I tried to use $T + V = E$
at x=a V=0 so
$\frac{1}{2}mv^2 + 0 = E$
$E = \frac{1}{2}mv^2$

as max, min x T=0
so $0 + \int -F(x) dx = \frac{1}{2}mv^2$

however i get lost with constants of integration
• Aug 18th 2010, 12:21 PM
Ackbeet
I don't think your method works for finding the turning points. Finding where the force is zero is not the same as finding where the velocity is zero, which is where your turning points are. I would use turning point analysis to find the limiting values of x in the motion. That is, integrate the force to get the potential energy. Then set the potential energy equal to the total energy (define equilibrium to be zero potential energy; then the total energy is all kinetic at the equilibrium position) to find where the turning points are. Make sense?
• Aug 19th 2010, 11:35 PM
chisigma
Quote:

Originally Posted by FGT12
A particle has mass m and moves in the region x > 0 under the force $F = -m\omega^2(x - \frac{a^4}{x^3})$, where $\omega$ and $a$ are constants. The particle starts from the position of equilibirum with speed v. Find the limiting values of x in the subsequent motion. Show also that the period of oscillation is independent of v.

so far i have done:
*for the position of equilibrium this is where F=0
$-m\omega^2(x - \frac{a^4}{x^3})= 0$
$x = \frac{a^4}{x^3}$
$x = a$ as x>0.

*for the period
$k = V''(a) = -F'(a)$
$V''(x) = m\omega^2 + 3m\omega^2a^4x^-4$
$\frac{V''(a)}{m} = \frac{k}{m} = \omega^2 + 3\omega^2$
$\tau = \frac{2\pi}{\omega}= \frac{2\pi}{\sqrt(4\omega^2}$
$\tau = \frac{\pi}{\omega}$

I tried to use $T + V = E$
at x=a V=0 so
$\frac{1}{2}mv^2 + 0 = E$
$E = \frac{1}{2}mv^2$

as max, min x T=0
so $0 + \int -F(x) dx = \frac{1}{2}mv^2$

however i get lost with constants of integration

The global problem is a little complex and the best is to divide it in 'slots'. The second order DE describing the motion of the particle is...

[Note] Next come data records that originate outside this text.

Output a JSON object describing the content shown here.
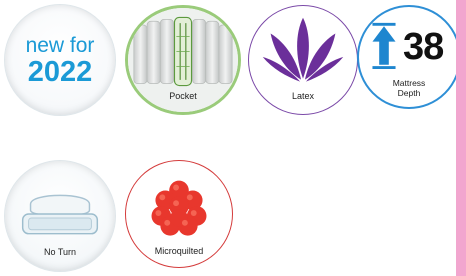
{
  "badges": {
    "new": {
      "line1": "new for",
      "line2": "2022",
      "icon": "new-for-2022-badge"
    },
    "pocket": {
      "label": "Pocket",
      "icon": "pocket-spring-icon"
    },
    "latex": {
      "label": "Latex",
      "icon": "latex-leaf-icon"
    },
    "depth": {
      "number": "38",
      "line1": "Mattress",
      "line2": "Depth",
      "icon": "mattress-depth-arrow-icon"
    },
    "noturn": {
      "label": "No Turn",
      "icon": "no-turn-mattress-icon"
    },
    "micro": {
      "label": "Microquilted",
      "icon": "microquilted-flower-icon"
    }
  },
  "colors": {
    "new_text": "#1b9ad6",
    "pocket_ring": "#9acb7a",
    "latex_ring": "#7b4aa8",
    "depth_ring": "#2e8fd6",
    "micro_ring": "#d43b3b",
    "side_strip": "#f2a6cf"
  }
}
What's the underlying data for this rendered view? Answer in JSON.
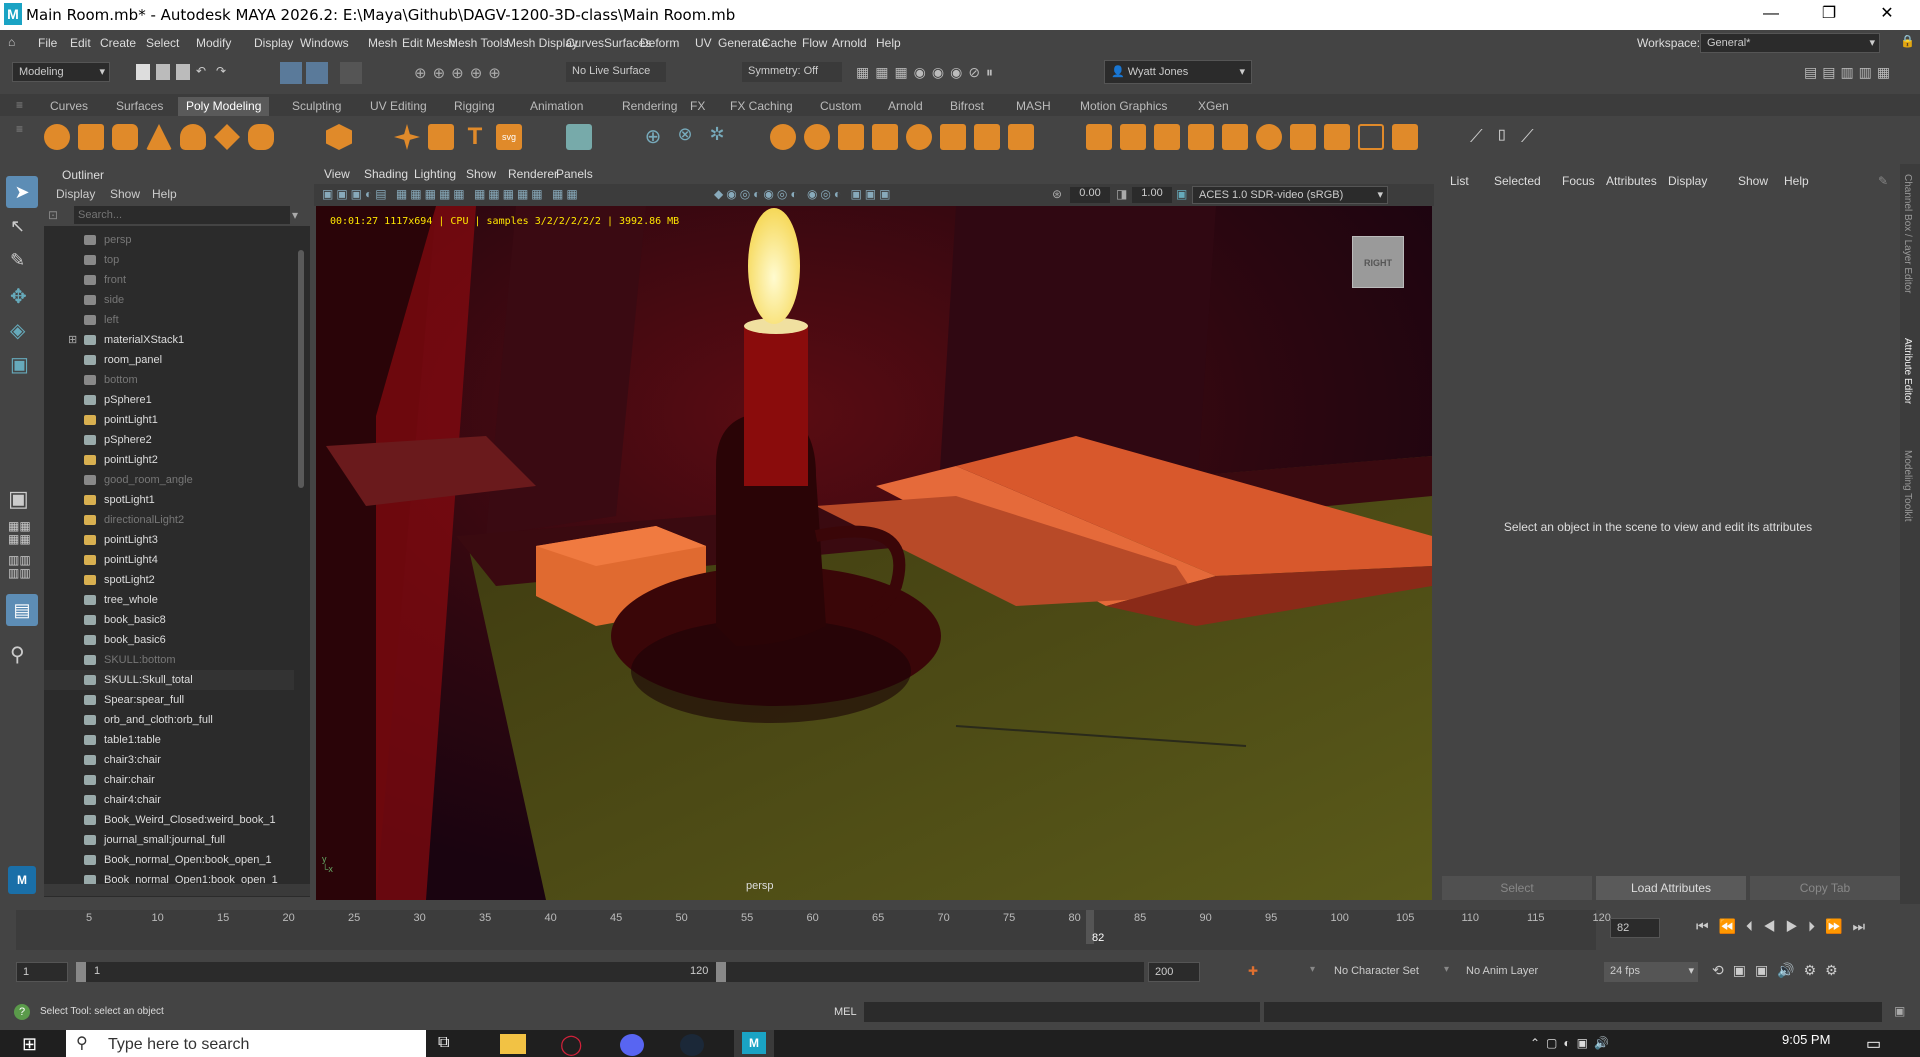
{
  "window": {
    "title": "Main Room.mb* - Autodesk MAYA 2026.2: E:\\Maya\\Github\\DAGV-1200-3D-class\\Main Room.mb",
    "app_icon": "M"
  },
  "menubar": {
    "items": [
      "File",
      "Edit",
      "Create",
      "Select",
      "Modify",
      "Display",
      "Windows",
      "Mesh",
      "Edit Mesh",
      "Mesh Tools",
      "Mesh Display",
      "Curves",
      "Surfaces",
      "Deform",
      "UV",
      "Generate",
      "Cache",
      "Flow",
      "Arnold",
      "Help"
    ],
    "workspace_label": "Workspace:",
    "workspace_value": "General*"
  },
  "toolbar": {
    "mode": "Modeling",
    "live_surface": "No Live Surface",
    "symmetry": "Symmetry: Off",
    "user": "Wyatt Jones"
  },
  "shelf_tabs": [
    "Curves",
    "Surfaces",
    "Poly Modeling",
    "Sculpting",
    "UV Editing",
    "Rigging",
    "Animation",
    "Rendering",
    "FX",
    "FX Caching",
    "Custom",
    "Arnold",
    "Bifrost",
    "MASH",
    "Motion Graphics",
    "XGen"
  ],
  "active_shelf": "Poly Modeling",
  "outliner": {
    "title": "Outliner",
    "menu": [
      "Display",
      "Show",
      "Help"
    ],
    "search_placeholder": "Search...",
    "items": [
      {
        "label": "persp",
        "dim": true,
        "kind": "camera"
      },
      {
        "label": "top",
        "dim": true,
        "kind": "camera"
      },
      {
        "label": "front",
        "dim": true,
        "kind": "camera"
      },
      {
        "label": "side",
        "dim": true,
        "kind": "camera"
      },
      {
        "label": "left",
        "dim": true,
        "kind": "camera"
      },
      {
        "label": "materialXStack1",
        "dim": false,
        "kind": "stack"
      },
      {
        "label": "room_panel",
        "dim": false,
        "kind": "mesh"
      },
      {
        "label": "bottom",
        "dim": true,
        "kind": "camera"
      },
      {
        "label": "pSphere1",
        "dim": false,
        "kind": "mesh"
      },
      {
        "label": "pointLight1",
        "dim": false,
        "kind": "light"
      },
      {
        "label": "pSphere2",
        "dim": false,
        "kind": "mesh"
      },
      {
        "label": "pointLight2",
        "dim": false,
        "kind": "light"
      },
      {
        "label": "good_room_angle",
        "dim": true,
        "kind": "camera"
      },
      {
        "label": "spotLight1",
        "dim": false,
        "kind": "light"
      },
      {
        "label": "directionalLight2",
        "dim": true,
        "kind": "light"
      },
      {
        "label": "pointLight3",
        "dim": false,
        "kind": "light"
      },
      {
        "label": "pointLight4",
        "dim": false,
        "kind": "light"
      },
      {
        "label": "spotLight2",
        "dim": false,
        "kind": "light"
      },
      {
        "label": "tree_whole",
        "dim": false,
        "kind": "mesh"
      },
      {
        "label": "book_basic8",
        "dim": false,
        "kind": "mesh"
      },
      {
        "label": "book_basic6",
        "dim": false,
        "kind": "mesh"
      },
      {
        "label": "SKULL:bottom",
        "dim": true,
        "kind": "mesh"
      },
      {
        "label": "SKULL:Skull_total",
        "dim": false,
        "kind": "mesh"
      },
      {
        "label": "Spear:spear_full",
        "dim": false,
        "kind": "mesh"
      },
      {
        "label": "orb_and_cloth:orb_full",
        "dim": false,
        "kind": "mesh"
      },
      {
        "label": "table1:table",
        "dim": false,
        "kind": "mesh"
      },
      {
        "label": "chair3:chair",
        "dim": false,
        "kind": "mesh"
      },
      {
        "label": "chair:chair",
        "dim": false,
        "kind": "mesh"
      },
      {
        "label": "chair4:chair",
        "dim": false,
        "kind": "mesh"
      },
      {
        "label": "Book_Weird_Closed:weird_book_1",
        "dim": false,
        "kind": "mesh"
      },
      {
        "label": "journal_small:journal_full",
        "dim": false,
        "kind": "mesh"
      },
      {
        "label": "Book_normal_Open:book_open_1",
        "dim": false,
        "kind": "mesh"
      },
      {
        "label": "Book_normal_Open1:book_open_1",
        "dim": false,
        "kind": "mesh"
      }
    ]
  },
  "viewport": {
    "menu": [
      "View",
      "Shading",
      "Lighting",
      "Show",
      "Renderer",
      "Panels"
    ],
    "exposure": "0.00",
    "gamma": "1.00",
    "color_space": "ACES 1.0 SDR-video (sRGB)",
    "hud": "00:01:27 1117x694 | CPU | samples 3/2/2/2/2/2 | 3992.86 MB",
    "camera_label": "persp",
    "viewcube": "RIGHT"
  },
  "attribute_editor": {
    "menu": [
      "List",
      "Selected",
      "Focus",
      "Attributes",
      "Display",
      "Show",
      "Help"
    ],
    "message": "Select an object in the scene to view and edit its attributes",
    "buttons": [
      "Select",
      "Load Attributes",
      "Copy Tab"
    ],
    "side_tabs": [
      "Channel Box / Layer Editor",
      "Attribute Editor",
      "Modeling Toolkit"
    ]
  },
  "timeline": {
    "ticks": [
      "5",
      "10",
      "15",
      "20",
      "25",
      "30",
      "35",
      "40",
      "45",
      "50",
      "55",
      "60",
      "65",
      "70",
      "75",
      "80",
      "85",
      "90",
      "95",
      "100",
      "105",
      "110",
      "115",
      "120"
    ],
    "current_frame": "82",
    "current_frame_field": "82"
  },
  "range": {
    "start": "1",
    "inner_start": "1",
    "inner_end": "120",
    "end": "200",
    "char_set": "No Character Set",
    "anim_layer": "No Anim Layer",
    "fps": "24 fps"
  },
  "status": {
    "help": "Select Tool: select an object",
    "cmd_lang": "MEL"
  },
  "taskbar": {
    "search_placeholder": "Type here to search",
    "time": "9:05 PM"
  }
}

$\displaystyle x^{''} = - \omega^{2}\ (x-\frac{a^{4}}{x^{3}})$ , $x(0)= a$ , $x^{'} (0)= v$ (1)

A DE like (1) requires the substitution...

$\displaystyle x^{''} = \frac{d x^{'}}{d t} = \frac{d x^{'}}{d x}\ \frac{d x}{d t} = x^{'}\ \frac{d x^{'}}{d x}$ (2)

... so that (1) becomes...

$\displaystyle x^{'} \ \frac{d x^{'}}{d x} = - \omega^{2}\ (x-\frac{a^{4}}{x^{3}})$, $x^{'} (a) = v$ (3)

The (3) is a first oder DE with separable variables and its solution procedure is 'standard'. Applying that procedure You find...

$\displaystyle x^{'} = \sqrt {v^{2} + \omega^{2}\ (2 a^{2} - x^{2} - \frac{a^{4}}{x^{2}})}$ (4)

The 'first slot' ends here. Now You have (4) that is also a first order DE with separable variables and its 'initial condition' is $x(0)= a$. Successive slots are left to You...

Kind regards

$\chi$ $\sigma$